Ketua Komisi II H. Muhammad Yani Helmi seusai audiensi  menyatakan dari awal pihaknya sudah mengira bahwa kenaikan opsen 66% ataupun 33% dirasakan sangat memberatkan masyarakat.
“Artinya kenaikan pajak ini sangat tinggi sekali, oleh sebab itu Komisi II DPRD Kalsel akan memperjuangkan kepada pemerintah bahwa ini harus dievaluasi ulang lagi, walaupun belum dijalankan tapi saya minta ini dievaluasi dulu”, ujar politisi Partai Golongan Karya Dapil 6 Yani Helmi.

Seraya berharap pemerintah mempertimbangkan kondisi ekonomi masyarakat Kalsel yang masih sulit.

Komisi II juga berencana untuk menggelar rapat melibatkan Komisi I, III, dan IV guna membahas permasalahan opsen ini.
“Kita ini bagian dari Dewan Perwakilan Rakyat (Daerah) di Komisi II , namun rapat ini nantinya, kita lebarkan lagi ke Komisi I, II dan IV, agar  kekuatannya lebih besar dan kuat.
Selain itu juga dapat audensi ada yang minta hak interpelasi, menurut Paman Yani ini bisa saja terjadi tapi kita tidak inginlah, namu kalau memang ada sekat-sekat komunikasi yang memang bisa kita bangun kenapa tidak”, ujar Paman Yani.
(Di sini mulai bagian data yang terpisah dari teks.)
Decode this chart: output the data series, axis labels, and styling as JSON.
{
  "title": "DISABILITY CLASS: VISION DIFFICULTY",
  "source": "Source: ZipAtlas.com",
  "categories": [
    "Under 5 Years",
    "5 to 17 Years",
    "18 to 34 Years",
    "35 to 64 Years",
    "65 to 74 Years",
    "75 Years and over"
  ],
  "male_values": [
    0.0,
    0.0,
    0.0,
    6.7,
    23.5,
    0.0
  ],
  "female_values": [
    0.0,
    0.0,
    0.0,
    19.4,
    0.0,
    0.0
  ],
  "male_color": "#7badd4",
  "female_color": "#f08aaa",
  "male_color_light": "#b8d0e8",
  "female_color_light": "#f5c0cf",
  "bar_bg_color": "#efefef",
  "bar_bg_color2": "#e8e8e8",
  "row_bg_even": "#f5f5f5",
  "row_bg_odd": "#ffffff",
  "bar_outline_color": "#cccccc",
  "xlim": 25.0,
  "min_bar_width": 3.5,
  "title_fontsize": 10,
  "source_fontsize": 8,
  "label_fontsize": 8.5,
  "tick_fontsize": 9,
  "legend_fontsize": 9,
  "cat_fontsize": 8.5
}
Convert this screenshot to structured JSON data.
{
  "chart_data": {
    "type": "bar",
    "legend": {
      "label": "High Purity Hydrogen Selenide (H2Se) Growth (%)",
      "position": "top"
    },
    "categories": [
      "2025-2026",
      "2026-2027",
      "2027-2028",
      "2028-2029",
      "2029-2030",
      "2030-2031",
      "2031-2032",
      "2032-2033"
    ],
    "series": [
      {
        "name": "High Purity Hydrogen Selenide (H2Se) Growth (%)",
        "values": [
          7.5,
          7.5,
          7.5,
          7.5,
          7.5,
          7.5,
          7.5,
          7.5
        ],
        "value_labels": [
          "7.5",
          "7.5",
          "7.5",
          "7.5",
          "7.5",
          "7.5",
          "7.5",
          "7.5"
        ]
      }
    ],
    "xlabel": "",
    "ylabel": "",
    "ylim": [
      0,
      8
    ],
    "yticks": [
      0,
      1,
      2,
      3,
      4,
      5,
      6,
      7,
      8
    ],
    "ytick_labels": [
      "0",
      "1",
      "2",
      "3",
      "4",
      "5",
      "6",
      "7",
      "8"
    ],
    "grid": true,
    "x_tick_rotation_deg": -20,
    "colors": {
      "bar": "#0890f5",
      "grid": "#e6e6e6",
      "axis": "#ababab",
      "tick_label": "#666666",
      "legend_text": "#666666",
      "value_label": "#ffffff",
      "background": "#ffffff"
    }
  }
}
Sementara Ketua Forum Kota (Forkot) Banjarmasin, Syarifuddin “Kai” Nisfuady secara tegas menyatakan sikap, 50% menolak kenaikan opsen 66% dan mengritisi SKPD terkait dalam mensosialisasikan kebijakan pemerintah yang memberatkan masyarakat.

” Penerapan opsen 66% pada tanggal 5 Januari 2025 mendatang agar tidak diberlakukan dan berharap ditinjau kembali,” ucap Kai.

Oleh sebab itu menyarankan ke pemerintah se Indonesia, jangan memaksakan kenaikan pajak kendaraan bermotor (PKB) diatas 30%, mari kita hitung kembali lah angka yang real berapa.

“Kalau dipaksakan 30% keatas, kita meyakini masyarakat hidup akan semakin susah, wibawa pemerintah akan turun. Pada akhirnya (Presiden) Prabowo yang akan dihujat, kasian beliau”, seraya menegaskan akan mempersiapkan yudisiap review UU Nomor 1 Tahun 2022 ke Mahkamah Konstitusi (MK).( Surya).